Our family has enjoyed watching Duck Dynasty, and my husband had a chance to visit their headquarters in north Louisiana a few months ago while he was traveling for his job. He brought home a couple of souvenirs for us that included Willie and Korie Robertson’s book, The Duck Commander Family and Ms. Kay’s cooking video. (I haven’t watched that yet and I honestly can’t see me cooking up any squirrel um, EVER, but I’m sure it’ll still be fun to check out.)
The biggest takeaway I got from the book, besides appreciating their story of hard work and determination growing a dream into a successful business, was Phil and Kay’s philosophy with their kids. They didn’t coddle to them. They didn’t put them first over everything else. They left a lot up to them to do and not just chores, but life.

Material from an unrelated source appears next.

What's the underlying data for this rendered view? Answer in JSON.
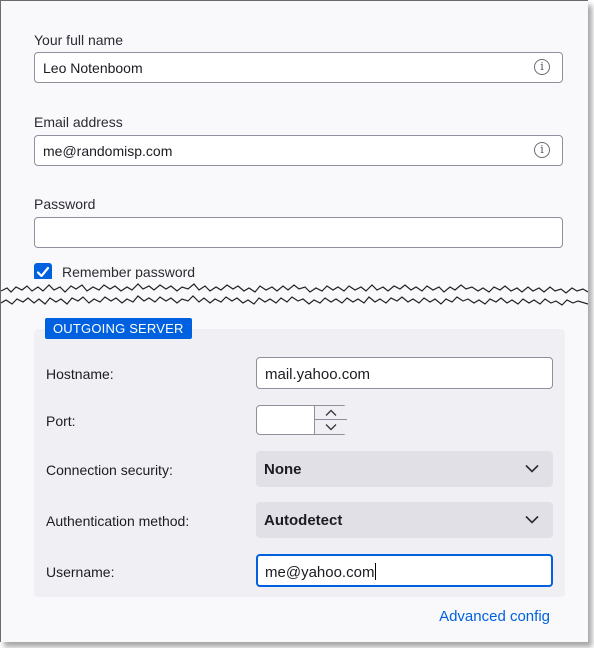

They expected a lot, but they did it in a way that didn’t control or make their children little memes or robots of themselves, they left a lot for their kids to figure out on their own. The children were part of the family and the family unit was the most important part. Everyone worked together for the common good and success of the family.

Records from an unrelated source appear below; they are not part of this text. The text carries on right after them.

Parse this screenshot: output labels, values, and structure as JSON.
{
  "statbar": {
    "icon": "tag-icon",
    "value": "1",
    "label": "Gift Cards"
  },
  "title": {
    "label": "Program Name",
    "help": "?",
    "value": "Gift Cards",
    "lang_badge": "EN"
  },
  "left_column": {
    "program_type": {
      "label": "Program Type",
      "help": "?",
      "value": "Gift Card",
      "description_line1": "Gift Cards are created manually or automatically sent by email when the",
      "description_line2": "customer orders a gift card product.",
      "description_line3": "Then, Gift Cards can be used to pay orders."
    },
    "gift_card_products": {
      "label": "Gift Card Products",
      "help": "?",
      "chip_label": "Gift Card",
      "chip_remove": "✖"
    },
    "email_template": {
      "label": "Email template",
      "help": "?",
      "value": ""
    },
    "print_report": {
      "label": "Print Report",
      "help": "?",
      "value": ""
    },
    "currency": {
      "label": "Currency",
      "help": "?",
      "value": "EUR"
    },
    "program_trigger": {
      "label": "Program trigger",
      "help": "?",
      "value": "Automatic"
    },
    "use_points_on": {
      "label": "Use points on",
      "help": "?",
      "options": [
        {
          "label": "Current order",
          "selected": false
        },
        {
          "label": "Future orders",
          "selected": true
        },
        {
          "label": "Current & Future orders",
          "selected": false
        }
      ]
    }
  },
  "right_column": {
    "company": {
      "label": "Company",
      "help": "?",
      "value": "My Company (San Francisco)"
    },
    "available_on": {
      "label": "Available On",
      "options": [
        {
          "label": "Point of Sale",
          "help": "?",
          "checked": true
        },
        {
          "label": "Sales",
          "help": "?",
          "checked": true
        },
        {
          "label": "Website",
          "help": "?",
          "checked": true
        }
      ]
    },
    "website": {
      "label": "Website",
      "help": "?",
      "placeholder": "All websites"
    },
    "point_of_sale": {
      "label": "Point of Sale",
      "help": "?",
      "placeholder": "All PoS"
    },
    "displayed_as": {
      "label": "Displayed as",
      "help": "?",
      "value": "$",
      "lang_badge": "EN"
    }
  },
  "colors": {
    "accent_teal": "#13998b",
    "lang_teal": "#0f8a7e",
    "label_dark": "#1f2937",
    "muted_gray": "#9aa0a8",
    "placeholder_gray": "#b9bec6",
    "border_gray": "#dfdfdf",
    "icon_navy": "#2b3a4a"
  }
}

There were no pedestals, no prima donnas, just hard work, hard play, and a devoted faith to God. And here’s the amazing part – their kids didn’t die! Their kids turned out well, with committed spouses and good families and good family philosophies of their own.
If I Was Your Man…
Then I started thinking about this song by Bruno Mars that’s been getting a lot of play lately, If I Was Your Man, a song that we heard over and over in the car on our trip to West Virginia (did I mention the trip took 16 hours?), when I was driving and the guys were sleeping. The first time I heard this song was a few months ago… ya’ll, seriously, I don’t get too carried away by music, but this one did it for me. If I knew how to swoon, I just might have for this song.
What’s not to love about a guy on a piano belting out how exactly everything a girl wants to hear? Buying her flowers, holding hands, giving me all his hours, and even taking me to dance! It’s like he hit every major group in the Woman’s Guide to Romance Pyramid… except chocolate. He forgot the chocolate. I actually loved this song so much, my husband was sweet enough to download it for me so we could dance to it after we were back in our hotel room the night of his Seabee Ball back in March… which you must know, my husband is not real comfortable when it comes to dancing so this was a rare and beautiful moment until we got to the part about “now you’re with another man.” Then it was just awkward. And silly. And, yeah, let’s just put that song away now, honey…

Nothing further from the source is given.